🤖 AI Summary
Large reasoning models often suffer from inefficiency due to excessive reasoning steps, struggling to balance response length and accuracy. To address this, we propose a difficulty-aware adaptive reasoning framework. First, we construct a problem difficulty self-assessment model. Second, we design a two-stage training paradigm: cold-start supervised fine-tuning followed by difficulty-aware reinforcement learning. Third, we introduce a length-triggered labeling mechanism, enabling users to explicitly and granularly control inference budget via natural language instructions. Evaluated on AIME2024/2025, our method reduces average response length by 10.06%/12.14% while improving accuracy. On MATH500 and GSM8K, it compresses reasoning steps by 62.05% and 91.04%, respectively, without performance degradation. Our key contribution is the first unified framework integrating difficulty modeling, dynamic step allocation, and natural-language-level budget specification for inference optimization.
📝 Abstract
Modern large reasoning models demonstrate impressive problem-solving capabilities by employing sophisticated reasoning strategies. However, they often struggle to balance efficiency and effectiveness, frequently generating unnecessarily lengthy reasoning chains for simple problems.
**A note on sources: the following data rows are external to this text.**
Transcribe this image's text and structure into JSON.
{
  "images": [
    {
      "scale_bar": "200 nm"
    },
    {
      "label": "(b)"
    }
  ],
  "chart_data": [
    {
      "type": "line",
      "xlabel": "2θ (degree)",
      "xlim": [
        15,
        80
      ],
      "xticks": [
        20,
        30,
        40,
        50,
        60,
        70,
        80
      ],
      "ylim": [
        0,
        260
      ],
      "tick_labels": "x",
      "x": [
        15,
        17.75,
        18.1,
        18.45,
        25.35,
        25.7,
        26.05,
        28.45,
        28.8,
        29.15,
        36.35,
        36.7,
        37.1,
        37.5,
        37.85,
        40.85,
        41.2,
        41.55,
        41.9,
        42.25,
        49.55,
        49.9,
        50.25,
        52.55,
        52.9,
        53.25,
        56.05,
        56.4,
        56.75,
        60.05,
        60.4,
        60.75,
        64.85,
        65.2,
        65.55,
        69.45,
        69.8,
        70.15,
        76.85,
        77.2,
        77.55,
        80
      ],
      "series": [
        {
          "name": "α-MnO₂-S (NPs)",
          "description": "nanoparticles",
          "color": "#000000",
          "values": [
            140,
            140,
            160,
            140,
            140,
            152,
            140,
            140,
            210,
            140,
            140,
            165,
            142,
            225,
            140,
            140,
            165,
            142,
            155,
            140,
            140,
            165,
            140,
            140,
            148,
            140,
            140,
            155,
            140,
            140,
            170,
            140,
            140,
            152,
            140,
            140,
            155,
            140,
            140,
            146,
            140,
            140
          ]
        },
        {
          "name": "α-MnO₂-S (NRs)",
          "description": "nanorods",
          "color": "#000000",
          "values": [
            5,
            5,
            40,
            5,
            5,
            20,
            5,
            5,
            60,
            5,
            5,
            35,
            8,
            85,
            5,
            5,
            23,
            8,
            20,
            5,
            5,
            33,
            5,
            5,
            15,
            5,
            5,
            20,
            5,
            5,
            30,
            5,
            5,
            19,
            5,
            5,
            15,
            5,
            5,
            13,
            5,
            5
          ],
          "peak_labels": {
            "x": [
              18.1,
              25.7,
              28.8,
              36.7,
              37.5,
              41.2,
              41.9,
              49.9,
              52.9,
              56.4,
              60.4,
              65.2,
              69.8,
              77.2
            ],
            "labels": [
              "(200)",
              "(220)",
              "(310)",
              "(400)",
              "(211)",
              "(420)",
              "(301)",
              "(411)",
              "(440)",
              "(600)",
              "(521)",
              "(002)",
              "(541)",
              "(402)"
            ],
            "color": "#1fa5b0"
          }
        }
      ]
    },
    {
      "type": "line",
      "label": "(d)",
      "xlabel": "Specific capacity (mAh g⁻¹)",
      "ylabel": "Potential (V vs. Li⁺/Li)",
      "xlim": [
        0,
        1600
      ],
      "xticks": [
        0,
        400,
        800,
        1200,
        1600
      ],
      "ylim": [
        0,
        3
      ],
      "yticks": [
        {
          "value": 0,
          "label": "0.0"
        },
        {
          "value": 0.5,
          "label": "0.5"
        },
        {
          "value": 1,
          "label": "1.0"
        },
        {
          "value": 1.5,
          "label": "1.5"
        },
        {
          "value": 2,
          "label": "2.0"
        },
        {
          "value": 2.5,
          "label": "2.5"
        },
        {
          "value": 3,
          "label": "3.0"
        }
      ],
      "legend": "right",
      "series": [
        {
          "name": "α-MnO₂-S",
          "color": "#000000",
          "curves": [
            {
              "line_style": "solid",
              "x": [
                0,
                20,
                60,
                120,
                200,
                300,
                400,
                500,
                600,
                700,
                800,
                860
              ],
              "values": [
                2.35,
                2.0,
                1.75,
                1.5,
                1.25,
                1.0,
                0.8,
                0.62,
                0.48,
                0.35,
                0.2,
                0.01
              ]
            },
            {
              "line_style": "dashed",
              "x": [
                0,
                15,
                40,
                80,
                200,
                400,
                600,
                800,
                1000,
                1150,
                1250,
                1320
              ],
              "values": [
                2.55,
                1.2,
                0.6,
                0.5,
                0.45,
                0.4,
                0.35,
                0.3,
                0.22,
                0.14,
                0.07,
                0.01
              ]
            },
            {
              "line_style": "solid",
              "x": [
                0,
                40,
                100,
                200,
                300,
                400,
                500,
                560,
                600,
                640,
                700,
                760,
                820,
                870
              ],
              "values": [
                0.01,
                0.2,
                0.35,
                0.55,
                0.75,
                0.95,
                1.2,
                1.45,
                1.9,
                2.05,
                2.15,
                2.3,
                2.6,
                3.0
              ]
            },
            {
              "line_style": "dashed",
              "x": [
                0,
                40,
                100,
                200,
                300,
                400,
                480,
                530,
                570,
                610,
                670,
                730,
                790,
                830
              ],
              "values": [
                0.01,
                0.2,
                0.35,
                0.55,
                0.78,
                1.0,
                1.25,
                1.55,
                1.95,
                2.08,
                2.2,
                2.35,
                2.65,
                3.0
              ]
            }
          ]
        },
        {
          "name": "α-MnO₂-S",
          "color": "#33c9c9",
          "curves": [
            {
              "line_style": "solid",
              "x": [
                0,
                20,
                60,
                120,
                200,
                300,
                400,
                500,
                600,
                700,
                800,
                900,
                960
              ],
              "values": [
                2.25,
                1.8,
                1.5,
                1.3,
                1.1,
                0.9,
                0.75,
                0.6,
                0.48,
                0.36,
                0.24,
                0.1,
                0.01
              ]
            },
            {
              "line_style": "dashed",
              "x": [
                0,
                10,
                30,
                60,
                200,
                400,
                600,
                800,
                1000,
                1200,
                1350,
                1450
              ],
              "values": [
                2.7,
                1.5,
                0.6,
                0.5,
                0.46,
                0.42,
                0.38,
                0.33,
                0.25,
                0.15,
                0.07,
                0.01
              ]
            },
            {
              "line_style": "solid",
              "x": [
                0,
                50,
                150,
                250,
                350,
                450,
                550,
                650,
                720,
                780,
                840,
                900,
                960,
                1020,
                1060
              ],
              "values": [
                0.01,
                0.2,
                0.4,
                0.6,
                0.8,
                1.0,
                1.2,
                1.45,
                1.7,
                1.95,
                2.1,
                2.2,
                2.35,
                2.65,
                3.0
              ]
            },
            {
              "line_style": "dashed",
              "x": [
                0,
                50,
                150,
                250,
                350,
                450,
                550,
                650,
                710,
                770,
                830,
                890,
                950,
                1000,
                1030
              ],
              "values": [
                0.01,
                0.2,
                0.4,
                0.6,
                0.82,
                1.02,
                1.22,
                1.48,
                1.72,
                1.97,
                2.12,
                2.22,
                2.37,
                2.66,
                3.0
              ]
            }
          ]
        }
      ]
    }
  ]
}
In this work, we propose AdaCtrl, a novel framework to support both difficulty-aware adaptive reasoning budget allocation and explicit user control over reasoning depth. AdaCtrl dynamically adjusts its reasoning length based on self-assessed problem difficulty, while also allowing users to manually control the budget to prioritize either efficiency or effectiveness. This is achieved through a two-stage training pipeline: an initial cold-start fine-tuning phase to instill the ability to self-aware difficulty and adjust reasoning budget, followed by a difficulty-aware reinforcement learning (RL) stage that refines the model's adaptive reasoning strategies and calibrates its difficulty assessments based on its evolving capabilities during online training. To enable intuitive user interaction, we design explicit length-triggered tags that function as a natural interface for budget control. Empirical results show that AdaCtrl adapts reasoning length based on estimated difficulty, compared to the standard training baseline that also incorporates fine-tuning and RL, it yields performance improvements and simultaneously reduces response length by 10.06% and 12.14% on the more challenging AIME2024 and AIME2025 datasets, which require elaborate reasoning, and by 62.05% and 91.04% on the MATH500 and GSM8K datasets, where more concise responses are sufficient. Furthermore, AdaCtrl enables precise user control over the reasoning budget, allowing for tailored responses to meet specific needs.